How to texture e.g. a dice?

Dear all,

I want to assign an unwrapped 2D texture to a 3D object as single material. A simple example would be a dice showing its 6 different faces. How can I do this with a single texture map without exploding the geometry of the cube into 6 planes?

So what I want to achieve is

  1. create a texture for a dice
  2. create a material from that texture
  3. assign this material to a cube
    -> the cube has now textured each face individually

Tweaking with the texture mapping alone seems not do the trick, so I wonder if the texture image must have a certain layout?

I’m on Rhino 5, but I guess Rhino 6 does not differ for this case.

thanks
Cyana

Hi Cyana - I guess what you are after is the unwrapper tool - Unwrap and then the UVEditor. I don’t know how complex the die model is but for a simple cube, in Unwrap you’d set the seams as all edges,
and then run UVEditor which will show you the layout of the faces. If you have a texture map with the dot patterns already in place, you can line up the mesh faces in the UV editor with the dots:

image

Mapping_Die.3dm (208.9 KB)

-Pascal

1 Like

Hi Pascal,

thank you for your reply. I’m in fear I still don’t get it:


I’ve unwrapped the cube, and designed a texture accordingly, as you can see by the assigned material to the plane. However, when I assign same material to the cube, it’s a mess regardless how I tweak with the map editor. Or is UVEditor something different?

thank you
Cyana

Hi Cyana - the UVEditor is something different - run that command to see.

-Pascal

Do I have to run the UVEditor on the unwrapped plane or on the cube? First one draws a rectangle into the plane, latter two polygons into the cube:


And what do I have to do next?
‘Unwrap’ does not work for me BTW, but I guess it should be ‘Abwickelbare Flächen Abwickeln’
Sorry if my questions are stupid but the paradigm is total alien to me
Thanks
Cyana

Thanks for your upload!
I’ll play with it although I still have not yet found out how you created the texture.

Hi Cyana - the actual image I just made, real quick, in an image editor - once that was brought in as a texture and added to the material, it follows along as expected with Unwrap and UVEdit

-Pascal

Finally!!


My problems with your instructions were the mix of the localized Rhino version I’m using and the coincidence of both working commands UVEditor and _UVEditor. Since Unwrap was an unknown command, I used the German equivalent of _UnrollSrf from the Area menu, that of course led to nowhere in this case. After two days of googling, guessing, cursing, fortune telling and investigating I found out that I have to use _Unwrap, a command that turns out to be documented nowhere aside from a side note in an article about the UVcWrap plugin for Rhino 4 at McNeelWiki :smile:

Thanks for your help, I never would have made it without your advice!
Cyana

This is indeed documented in the Help in both V5 and V6…

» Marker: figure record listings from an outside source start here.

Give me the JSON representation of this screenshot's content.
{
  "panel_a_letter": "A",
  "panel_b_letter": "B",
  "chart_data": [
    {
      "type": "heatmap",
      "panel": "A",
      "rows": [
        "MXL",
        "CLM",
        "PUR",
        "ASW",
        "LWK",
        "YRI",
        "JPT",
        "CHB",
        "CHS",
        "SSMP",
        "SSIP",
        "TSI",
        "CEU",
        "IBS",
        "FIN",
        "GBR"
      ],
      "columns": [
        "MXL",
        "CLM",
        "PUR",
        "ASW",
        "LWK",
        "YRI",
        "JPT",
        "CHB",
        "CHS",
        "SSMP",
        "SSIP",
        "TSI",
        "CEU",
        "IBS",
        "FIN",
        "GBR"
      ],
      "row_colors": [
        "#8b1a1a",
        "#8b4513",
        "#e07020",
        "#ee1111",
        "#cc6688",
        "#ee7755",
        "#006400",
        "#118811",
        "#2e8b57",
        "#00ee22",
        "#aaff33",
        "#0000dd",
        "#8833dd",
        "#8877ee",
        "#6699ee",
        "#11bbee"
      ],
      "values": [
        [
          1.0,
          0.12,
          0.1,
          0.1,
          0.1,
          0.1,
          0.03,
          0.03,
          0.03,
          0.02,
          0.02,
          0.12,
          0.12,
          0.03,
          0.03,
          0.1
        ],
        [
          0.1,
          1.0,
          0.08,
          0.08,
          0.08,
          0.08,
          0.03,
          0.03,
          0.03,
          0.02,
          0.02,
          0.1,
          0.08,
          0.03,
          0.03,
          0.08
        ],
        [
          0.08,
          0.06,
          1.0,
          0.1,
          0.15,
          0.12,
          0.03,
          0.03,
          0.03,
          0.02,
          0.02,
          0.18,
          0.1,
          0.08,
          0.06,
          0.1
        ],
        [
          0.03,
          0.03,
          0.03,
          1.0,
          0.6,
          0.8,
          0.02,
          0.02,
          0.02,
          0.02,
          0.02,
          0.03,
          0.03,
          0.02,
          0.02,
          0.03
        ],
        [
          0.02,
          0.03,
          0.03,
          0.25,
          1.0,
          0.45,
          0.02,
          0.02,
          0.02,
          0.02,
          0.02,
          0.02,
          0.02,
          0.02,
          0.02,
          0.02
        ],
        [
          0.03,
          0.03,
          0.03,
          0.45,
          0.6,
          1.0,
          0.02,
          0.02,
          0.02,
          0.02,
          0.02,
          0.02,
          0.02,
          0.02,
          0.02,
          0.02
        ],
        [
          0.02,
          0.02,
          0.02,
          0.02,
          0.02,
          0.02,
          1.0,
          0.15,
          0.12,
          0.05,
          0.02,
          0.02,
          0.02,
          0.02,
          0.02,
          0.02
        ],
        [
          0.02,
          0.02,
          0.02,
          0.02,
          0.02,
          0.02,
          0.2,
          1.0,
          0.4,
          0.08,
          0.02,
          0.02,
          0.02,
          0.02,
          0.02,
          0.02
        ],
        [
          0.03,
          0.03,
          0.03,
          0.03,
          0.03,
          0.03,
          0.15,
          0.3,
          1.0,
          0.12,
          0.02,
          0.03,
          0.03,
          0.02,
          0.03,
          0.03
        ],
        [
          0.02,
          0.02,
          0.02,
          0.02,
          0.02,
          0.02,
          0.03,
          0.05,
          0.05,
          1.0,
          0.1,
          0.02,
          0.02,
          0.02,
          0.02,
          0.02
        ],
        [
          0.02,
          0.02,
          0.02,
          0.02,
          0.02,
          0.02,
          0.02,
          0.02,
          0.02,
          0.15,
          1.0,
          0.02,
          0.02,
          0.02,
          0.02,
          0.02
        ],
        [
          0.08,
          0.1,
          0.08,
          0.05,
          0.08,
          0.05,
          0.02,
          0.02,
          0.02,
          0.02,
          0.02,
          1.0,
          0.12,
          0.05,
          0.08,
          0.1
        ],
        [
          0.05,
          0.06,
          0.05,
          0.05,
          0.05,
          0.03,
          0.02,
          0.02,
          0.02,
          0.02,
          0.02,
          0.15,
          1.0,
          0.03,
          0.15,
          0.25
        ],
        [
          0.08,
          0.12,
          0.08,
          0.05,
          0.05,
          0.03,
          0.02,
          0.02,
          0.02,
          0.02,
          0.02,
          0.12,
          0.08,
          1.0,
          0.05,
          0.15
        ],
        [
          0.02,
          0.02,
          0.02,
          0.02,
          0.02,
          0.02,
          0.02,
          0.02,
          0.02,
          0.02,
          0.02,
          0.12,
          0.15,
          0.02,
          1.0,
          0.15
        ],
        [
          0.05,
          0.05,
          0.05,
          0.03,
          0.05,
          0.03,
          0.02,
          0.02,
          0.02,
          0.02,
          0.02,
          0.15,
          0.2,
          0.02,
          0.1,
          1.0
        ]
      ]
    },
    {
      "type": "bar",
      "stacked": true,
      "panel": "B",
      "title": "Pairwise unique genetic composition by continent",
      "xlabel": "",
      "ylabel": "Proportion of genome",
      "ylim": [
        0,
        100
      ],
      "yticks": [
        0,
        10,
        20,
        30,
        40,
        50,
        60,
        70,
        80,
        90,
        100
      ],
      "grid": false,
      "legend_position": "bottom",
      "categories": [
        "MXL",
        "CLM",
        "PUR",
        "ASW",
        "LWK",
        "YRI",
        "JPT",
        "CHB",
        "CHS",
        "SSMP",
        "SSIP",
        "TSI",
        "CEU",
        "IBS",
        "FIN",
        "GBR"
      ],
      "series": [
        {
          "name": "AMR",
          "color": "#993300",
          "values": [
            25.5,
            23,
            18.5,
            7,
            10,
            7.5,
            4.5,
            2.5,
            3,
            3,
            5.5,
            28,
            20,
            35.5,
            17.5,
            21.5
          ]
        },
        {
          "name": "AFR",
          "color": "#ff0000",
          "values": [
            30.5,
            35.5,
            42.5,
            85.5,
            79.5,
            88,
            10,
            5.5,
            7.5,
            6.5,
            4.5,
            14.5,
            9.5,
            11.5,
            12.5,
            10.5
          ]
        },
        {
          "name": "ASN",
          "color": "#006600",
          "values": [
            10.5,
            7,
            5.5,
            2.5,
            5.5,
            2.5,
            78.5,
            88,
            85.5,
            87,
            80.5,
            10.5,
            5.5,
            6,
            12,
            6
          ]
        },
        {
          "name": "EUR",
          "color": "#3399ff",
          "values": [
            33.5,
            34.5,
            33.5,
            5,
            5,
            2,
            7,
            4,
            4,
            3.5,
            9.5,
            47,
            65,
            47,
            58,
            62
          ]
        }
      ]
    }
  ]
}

Anyway, I am glad you got it sorted out…

-Pascal

At least not in the German version

But one final question please - how do I get rid of the texture planes so that only the textured objects remain? When I try to delete them I get an error saying that it’s not possible.

thanks
Cyana

Hi Cyana - in the UVeditor, click on ‘Apply’ to dismiss the dialog and remove the flattened meshes - is that what you mean?

-Pascal

Hi Pascal,

thank you for your patience. I cannot find the dialog you show. When I try to open the UVeditor for the object, Rhino won’t let me do it. So I guess it must be something different, even when I open the UVEditor for a new object, this dialog does not show up.

Thanks
Cyana

Hi Cyana - if you have panels docked on the side - Properties, Layers and so on, the UVEditor panel seems to want to open to the right of these - all the way against the right edge of the Rhino window, it is not floating…

-Pascal

Ahhhh! Got it, thank you so much! I’m working with 2 monitors and the properties panel is on the left one, while the dialog appeared unnoticed by little me on the right one.

Thanks again for your great help!
Cyana

Ciao Pascal,

How did you stack your panels in that way?

Hello - I did not do anything special - if you crunch the panels area narrow enough, eventually they pile up like that.

-Pascal

Ah - I see that now. Once you have 11, you get the text callout.

Below example has it out wide. So oddly having it narrower is much nicer and more readable. But then isn’t so usable (e.g. Materials or Textures Panels). Just curious as I’d never seen it that way. Maybe it’s a screen resolution thing/dependent on how many panels go in.